Undercover work in the SAS in Northern Ireland, during the height of the Troubles to get intelligence on provisional IRA members, made him a ‘high-value target’, he says.

Surely, after all this time, enemies will have faded away, but he says not, citing his last credible threat just before the pandemic. He also remains anonymous to protect the people he worked with, who remained in Northern Ireland.
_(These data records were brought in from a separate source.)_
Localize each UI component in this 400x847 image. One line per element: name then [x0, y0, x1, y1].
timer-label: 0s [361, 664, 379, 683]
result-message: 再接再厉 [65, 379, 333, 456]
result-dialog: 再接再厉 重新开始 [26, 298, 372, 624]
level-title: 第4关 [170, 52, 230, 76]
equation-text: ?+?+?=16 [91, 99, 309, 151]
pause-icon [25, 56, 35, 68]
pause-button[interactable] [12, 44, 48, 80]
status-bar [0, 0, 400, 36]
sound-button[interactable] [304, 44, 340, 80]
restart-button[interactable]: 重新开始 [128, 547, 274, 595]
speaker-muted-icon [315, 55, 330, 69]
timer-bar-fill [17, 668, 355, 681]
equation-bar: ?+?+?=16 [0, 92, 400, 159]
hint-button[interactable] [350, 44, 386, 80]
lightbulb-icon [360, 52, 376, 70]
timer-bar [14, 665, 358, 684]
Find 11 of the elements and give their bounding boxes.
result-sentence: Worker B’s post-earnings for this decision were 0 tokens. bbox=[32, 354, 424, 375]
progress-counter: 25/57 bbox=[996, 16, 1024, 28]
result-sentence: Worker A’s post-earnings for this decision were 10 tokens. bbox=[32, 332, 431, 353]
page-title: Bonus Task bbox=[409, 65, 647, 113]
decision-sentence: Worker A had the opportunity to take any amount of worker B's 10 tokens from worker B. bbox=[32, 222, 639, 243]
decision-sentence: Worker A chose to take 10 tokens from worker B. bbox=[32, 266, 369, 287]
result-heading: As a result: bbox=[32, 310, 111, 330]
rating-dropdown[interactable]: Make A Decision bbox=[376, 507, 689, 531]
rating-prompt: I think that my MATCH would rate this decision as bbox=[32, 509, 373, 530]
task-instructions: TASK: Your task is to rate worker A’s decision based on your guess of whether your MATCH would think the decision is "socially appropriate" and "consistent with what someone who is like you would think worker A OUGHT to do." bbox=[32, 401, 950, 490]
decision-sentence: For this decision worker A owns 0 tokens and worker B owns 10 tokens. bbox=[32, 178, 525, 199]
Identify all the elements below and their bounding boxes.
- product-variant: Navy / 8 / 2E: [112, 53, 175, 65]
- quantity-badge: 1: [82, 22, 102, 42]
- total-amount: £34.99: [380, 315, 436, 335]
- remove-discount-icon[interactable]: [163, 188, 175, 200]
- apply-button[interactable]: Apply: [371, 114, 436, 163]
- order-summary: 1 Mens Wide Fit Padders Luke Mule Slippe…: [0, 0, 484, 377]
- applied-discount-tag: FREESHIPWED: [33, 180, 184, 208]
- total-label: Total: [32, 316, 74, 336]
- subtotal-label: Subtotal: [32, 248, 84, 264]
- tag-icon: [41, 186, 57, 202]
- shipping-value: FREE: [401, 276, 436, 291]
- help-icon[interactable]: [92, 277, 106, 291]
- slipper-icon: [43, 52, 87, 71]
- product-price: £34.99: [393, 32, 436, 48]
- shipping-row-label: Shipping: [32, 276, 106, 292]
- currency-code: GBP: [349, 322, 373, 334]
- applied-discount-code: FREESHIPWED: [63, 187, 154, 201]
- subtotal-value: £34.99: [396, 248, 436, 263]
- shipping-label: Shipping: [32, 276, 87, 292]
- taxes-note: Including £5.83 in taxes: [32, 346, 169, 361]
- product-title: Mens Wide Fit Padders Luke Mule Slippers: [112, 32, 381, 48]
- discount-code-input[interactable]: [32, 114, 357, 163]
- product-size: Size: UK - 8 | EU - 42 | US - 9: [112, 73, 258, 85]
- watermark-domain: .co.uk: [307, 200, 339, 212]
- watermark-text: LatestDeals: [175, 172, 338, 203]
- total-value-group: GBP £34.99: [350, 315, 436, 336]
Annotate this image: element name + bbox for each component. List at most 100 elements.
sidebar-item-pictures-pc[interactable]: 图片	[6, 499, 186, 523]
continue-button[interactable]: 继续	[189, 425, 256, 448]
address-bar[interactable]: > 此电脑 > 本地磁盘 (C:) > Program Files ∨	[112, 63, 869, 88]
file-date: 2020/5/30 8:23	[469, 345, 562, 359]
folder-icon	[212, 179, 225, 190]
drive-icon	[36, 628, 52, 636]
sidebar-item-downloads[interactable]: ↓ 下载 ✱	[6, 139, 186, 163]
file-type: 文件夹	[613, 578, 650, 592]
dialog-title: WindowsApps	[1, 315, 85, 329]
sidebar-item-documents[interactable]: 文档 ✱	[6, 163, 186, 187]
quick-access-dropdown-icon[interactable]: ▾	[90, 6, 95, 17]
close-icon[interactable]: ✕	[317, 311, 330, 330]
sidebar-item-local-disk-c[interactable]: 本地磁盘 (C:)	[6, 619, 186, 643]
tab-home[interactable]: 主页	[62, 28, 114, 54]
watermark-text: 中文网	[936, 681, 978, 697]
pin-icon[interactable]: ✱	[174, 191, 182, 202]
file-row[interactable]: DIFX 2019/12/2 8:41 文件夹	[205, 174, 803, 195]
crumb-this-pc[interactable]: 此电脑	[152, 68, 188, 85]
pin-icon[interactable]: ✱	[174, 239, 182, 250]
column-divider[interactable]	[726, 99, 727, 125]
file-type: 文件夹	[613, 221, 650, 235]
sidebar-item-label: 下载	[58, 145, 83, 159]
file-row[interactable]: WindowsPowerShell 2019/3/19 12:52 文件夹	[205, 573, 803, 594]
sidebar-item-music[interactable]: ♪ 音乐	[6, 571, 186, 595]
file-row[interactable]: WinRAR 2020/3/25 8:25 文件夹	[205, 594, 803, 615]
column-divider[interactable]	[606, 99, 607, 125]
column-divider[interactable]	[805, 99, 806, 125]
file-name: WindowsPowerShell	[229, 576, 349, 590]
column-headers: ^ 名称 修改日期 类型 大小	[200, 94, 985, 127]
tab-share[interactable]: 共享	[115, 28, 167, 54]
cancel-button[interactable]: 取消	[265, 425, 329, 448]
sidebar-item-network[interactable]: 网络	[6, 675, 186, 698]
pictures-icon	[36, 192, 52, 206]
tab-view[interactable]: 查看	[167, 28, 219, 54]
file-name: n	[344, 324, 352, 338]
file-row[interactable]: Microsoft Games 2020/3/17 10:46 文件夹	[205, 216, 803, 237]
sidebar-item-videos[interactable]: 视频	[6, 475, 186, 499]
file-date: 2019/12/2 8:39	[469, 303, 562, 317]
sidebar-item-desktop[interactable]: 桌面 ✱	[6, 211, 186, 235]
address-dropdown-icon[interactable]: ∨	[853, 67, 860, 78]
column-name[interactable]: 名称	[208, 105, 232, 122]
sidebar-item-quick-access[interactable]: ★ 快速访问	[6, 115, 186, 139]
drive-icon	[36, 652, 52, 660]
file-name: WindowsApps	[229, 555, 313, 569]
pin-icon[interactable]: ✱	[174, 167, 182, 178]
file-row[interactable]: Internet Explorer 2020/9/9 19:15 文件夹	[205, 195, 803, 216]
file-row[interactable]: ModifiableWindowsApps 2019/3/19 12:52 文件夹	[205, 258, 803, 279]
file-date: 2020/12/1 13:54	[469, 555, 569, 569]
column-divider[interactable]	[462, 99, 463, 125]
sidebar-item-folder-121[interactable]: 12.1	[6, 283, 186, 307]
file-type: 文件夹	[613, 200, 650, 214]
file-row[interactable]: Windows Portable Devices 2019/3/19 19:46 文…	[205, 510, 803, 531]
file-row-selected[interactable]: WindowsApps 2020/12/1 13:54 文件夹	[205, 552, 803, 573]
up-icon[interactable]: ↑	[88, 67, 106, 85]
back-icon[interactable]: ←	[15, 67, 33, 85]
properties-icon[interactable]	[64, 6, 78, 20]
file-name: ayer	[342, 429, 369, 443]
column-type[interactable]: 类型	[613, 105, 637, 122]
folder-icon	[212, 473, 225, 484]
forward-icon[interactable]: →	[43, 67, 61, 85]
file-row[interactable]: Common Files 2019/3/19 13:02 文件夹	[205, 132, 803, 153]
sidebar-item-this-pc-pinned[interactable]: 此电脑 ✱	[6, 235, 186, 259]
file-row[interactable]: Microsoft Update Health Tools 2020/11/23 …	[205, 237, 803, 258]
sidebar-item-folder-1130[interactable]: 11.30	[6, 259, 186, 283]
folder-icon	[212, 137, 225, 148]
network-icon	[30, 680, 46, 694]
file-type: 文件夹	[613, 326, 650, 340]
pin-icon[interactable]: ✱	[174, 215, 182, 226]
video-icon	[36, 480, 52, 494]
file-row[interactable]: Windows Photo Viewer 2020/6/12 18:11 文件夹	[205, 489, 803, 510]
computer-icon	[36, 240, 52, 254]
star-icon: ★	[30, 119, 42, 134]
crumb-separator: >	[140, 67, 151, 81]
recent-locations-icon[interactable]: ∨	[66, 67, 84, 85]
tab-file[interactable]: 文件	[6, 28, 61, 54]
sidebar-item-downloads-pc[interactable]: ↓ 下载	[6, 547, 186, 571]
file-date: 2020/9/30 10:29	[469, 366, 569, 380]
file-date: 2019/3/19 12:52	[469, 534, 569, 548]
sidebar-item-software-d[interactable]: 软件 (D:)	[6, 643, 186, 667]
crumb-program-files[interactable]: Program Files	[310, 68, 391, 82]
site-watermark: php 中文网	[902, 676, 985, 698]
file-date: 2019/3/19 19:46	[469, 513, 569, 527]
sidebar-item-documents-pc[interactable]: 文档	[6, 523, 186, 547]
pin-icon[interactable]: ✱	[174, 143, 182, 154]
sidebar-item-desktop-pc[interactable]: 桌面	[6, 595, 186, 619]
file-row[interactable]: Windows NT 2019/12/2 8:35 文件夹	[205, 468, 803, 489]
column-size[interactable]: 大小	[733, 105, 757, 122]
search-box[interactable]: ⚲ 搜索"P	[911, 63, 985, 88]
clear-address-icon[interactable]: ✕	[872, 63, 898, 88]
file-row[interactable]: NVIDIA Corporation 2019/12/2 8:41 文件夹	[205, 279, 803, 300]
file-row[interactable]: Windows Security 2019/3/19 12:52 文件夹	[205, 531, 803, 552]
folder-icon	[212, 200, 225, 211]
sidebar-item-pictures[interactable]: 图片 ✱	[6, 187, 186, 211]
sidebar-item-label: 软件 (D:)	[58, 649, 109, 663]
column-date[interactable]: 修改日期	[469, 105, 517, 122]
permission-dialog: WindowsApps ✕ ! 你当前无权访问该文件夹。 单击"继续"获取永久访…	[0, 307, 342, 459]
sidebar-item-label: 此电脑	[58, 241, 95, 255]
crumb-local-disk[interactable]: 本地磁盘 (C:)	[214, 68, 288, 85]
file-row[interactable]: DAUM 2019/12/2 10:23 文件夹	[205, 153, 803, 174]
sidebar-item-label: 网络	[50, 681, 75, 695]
“I’m just being sensible really, and I’ve a responsibility to my family, too.” McNab has been married for 20 years to his fifth wife and has a grown-up daughter (but remains vague on information about his relatives).

He and his wife live in Cornwall, where he surfs, keeps in touch with a few SAS buddies, and has taken up dry stone willing, offering himself up as a labourer to friends in the building trade.

He also has a production company and is currently working on a documentary about the Royal Military Academy at Sandhurst, alongside the Ministry of Defence.

“I don’t have goals – everything’s just a punt,” he insists. But he has surely learned that whatever new feat he tries, the SAS mantra ‘Who Dares Wins’ lives on.

Shadow State by Andy McNab is published by Welbeck, priced £16.99. Available now.